We already touched upon employment tax records, but you probably have many other employment files related to both your current and former employees, as well as the applicants who never got hired. These records encompass documents such as job applications, resumes, job descriptions, performance reviews, and other important employee files.
You should retain the files relating to your current employees as long as they are working for you and for at least 7 years after an employee has left or has been fired.
Additionally, if an employee gets injured on the job, any related records should be kept for at least 7 years after the matter was resolved, or up to 10 years after worker’s compensation was paid. If an employee filed a discrimination claim against your company, you should retain those records for at least 4 years after the case is finally resolved.
These are not the only types of records a business should keep. Nowadays, companies are collecting and storing more data than ever, and knowing exactly what you should keep and for how long can be challenging.

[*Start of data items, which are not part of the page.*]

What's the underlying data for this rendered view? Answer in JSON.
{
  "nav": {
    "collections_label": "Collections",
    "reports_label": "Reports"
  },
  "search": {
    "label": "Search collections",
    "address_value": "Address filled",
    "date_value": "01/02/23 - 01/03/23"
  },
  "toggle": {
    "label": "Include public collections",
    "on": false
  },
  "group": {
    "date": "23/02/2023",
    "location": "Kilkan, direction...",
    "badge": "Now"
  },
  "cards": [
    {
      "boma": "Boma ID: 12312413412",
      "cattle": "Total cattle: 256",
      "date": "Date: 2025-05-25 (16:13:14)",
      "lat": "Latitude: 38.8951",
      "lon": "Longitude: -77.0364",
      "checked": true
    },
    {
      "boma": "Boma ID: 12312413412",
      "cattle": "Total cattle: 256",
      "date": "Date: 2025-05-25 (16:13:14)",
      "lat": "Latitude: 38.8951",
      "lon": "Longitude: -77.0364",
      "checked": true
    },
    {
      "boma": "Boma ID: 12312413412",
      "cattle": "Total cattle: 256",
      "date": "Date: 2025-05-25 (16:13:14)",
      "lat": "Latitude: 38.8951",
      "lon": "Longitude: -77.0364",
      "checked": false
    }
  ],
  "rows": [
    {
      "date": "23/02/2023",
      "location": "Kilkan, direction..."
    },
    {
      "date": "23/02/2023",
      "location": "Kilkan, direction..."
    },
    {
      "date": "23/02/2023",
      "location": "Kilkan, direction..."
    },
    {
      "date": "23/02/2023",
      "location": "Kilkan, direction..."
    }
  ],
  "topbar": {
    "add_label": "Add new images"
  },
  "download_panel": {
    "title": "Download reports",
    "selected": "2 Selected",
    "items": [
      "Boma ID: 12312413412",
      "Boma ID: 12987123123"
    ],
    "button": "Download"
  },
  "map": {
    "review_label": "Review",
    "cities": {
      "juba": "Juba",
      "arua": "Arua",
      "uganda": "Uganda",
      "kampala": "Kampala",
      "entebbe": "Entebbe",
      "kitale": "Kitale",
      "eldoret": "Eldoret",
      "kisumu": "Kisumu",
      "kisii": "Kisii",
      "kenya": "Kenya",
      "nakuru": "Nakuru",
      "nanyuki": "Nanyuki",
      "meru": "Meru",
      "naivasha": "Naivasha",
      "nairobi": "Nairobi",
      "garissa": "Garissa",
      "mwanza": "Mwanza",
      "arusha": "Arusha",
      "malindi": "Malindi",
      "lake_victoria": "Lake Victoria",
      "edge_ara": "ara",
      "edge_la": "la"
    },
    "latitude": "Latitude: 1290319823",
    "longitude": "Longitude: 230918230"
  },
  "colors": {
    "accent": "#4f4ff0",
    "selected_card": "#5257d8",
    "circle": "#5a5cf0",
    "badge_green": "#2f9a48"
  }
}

Sticking to some general rules of thumb, such as a 7-year rule that works in most situations, can help you avoid any potential issues.
Luckily, you don’t have to manually deal with your business records, and you can use various useful tools that will not only help you store important data digitally but also expunge unnecessary data after the set retention period has expired.
Keep in mind that you won’t always be able to go through with your usual record disposal plans. For example, if your business is pending litigation, you might need to hold on to your records for longer than initially planned.
When it comes to specific record-keeping rules, retention policies, and disposal policies, it’s best to consult with your attorney and determine which are the best practices for your particular business and circumstances.